Alan Ayckbourn’s angry eighties farce of greed seems even more relevant now, as Terry Hands’ superbly organised and wildly funny production makes clear.
Max Jones’ superb two-storey set has utterly convincingly furnished rooms. It’s one of the play’s lovely conceits that, because the family business is furnishings, each house interior is identical, thus one complicated set does for all, yet each takes on the persona of its inhabitants without actually changing.
At the centre of an ever more complex series of events is Jack McCracken, the honest man wanting to bring trust back to the firm but finding himself ever deeper in the mire.
Robert Blythe is outstanding, investing Jack with a blustering incomprehension at the scale of the disaster he has inherited and giving the production the rock solid core it needs for the comedy to work so well.

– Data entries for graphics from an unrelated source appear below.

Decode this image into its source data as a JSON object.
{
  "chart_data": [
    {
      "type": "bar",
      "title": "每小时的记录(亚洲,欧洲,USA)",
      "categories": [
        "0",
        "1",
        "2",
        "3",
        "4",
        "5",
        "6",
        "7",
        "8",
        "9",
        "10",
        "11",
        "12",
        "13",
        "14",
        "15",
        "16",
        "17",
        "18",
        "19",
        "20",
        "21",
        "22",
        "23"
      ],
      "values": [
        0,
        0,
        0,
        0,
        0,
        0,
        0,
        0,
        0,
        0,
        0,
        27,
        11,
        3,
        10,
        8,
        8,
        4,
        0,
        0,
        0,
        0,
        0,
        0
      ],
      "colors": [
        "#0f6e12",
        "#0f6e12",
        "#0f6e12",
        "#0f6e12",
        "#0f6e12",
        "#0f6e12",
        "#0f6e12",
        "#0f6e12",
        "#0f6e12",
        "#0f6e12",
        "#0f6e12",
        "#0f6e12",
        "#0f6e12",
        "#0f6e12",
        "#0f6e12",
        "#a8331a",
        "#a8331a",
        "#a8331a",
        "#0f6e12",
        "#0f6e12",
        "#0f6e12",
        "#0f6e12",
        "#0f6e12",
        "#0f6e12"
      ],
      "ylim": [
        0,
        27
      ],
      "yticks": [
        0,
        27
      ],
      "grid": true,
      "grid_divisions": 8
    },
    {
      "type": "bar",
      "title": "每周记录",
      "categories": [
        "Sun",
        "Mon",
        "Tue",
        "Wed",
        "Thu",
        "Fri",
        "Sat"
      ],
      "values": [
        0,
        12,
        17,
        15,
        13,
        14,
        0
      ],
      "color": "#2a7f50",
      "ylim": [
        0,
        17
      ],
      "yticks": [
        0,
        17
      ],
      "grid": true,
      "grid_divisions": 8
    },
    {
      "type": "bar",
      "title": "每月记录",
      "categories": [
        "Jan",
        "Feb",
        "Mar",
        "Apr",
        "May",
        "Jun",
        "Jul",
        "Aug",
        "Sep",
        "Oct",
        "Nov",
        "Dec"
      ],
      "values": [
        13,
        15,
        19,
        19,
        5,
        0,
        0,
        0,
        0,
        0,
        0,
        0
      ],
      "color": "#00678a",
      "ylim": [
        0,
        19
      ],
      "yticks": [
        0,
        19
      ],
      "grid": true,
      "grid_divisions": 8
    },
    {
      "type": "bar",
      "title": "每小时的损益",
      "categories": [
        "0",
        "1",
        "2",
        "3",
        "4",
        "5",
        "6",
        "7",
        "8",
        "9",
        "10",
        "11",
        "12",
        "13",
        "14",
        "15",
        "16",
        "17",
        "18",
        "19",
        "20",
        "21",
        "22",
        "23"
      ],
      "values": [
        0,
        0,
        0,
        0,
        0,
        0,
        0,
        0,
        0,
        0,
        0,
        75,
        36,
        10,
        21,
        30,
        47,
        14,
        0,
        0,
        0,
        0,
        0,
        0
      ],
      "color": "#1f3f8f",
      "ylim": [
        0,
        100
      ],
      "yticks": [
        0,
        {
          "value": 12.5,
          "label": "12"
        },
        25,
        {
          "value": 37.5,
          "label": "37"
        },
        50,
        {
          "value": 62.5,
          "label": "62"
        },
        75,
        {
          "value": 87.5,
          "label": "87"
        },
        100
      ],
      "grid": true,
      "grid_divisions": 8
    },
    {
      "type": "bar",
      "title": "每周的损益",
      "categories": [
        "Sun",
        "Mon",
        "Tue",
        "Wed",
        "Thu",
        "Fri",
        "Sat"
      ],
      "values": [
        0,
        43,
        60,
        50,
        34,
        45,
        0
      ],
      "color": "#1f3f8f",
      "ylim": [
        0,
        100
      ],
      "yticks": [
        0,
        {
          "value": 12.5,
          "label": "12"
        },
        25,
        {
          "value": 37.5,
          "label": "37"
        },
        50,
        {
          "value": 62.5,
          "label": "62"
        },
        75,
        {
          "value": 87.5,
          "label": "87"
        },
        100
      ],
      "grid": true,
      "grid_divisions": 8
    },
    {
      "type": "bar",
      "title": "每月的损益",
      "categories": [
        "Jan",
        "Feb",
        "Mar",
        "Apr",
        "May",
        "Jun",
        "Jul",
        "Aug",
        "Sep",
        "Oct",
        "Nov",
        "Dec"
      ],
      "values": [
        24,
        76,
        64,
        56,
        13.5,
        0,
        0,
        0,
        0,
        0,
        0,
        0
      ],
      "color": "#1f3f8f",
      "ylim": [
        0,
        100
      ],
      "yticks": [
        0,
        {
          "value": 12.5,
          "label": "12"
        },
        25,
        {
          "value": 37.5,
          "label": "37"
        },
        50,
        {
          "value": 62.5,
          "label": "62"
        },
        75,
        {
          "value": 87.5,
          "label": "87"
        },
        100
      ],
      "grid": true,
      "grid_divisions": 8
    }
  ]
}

There’s no room here to list all of the large cast, a shame because every single one contributes fully to the success of a genuinely outstanding evening. I will mention two performances that I particularly relished. Llion Williams is the epitome of the lugubrious, deadpan private detective and Catrin Aaron somehow managed to turn pursing her lips into a fine and remarkably varied art form.
It’s a long time since I have seen such a glorious example of comic acting from such a big ensemble, all at the service of a play which starts with what could be the climax and grows ever funnier and ever darker from there.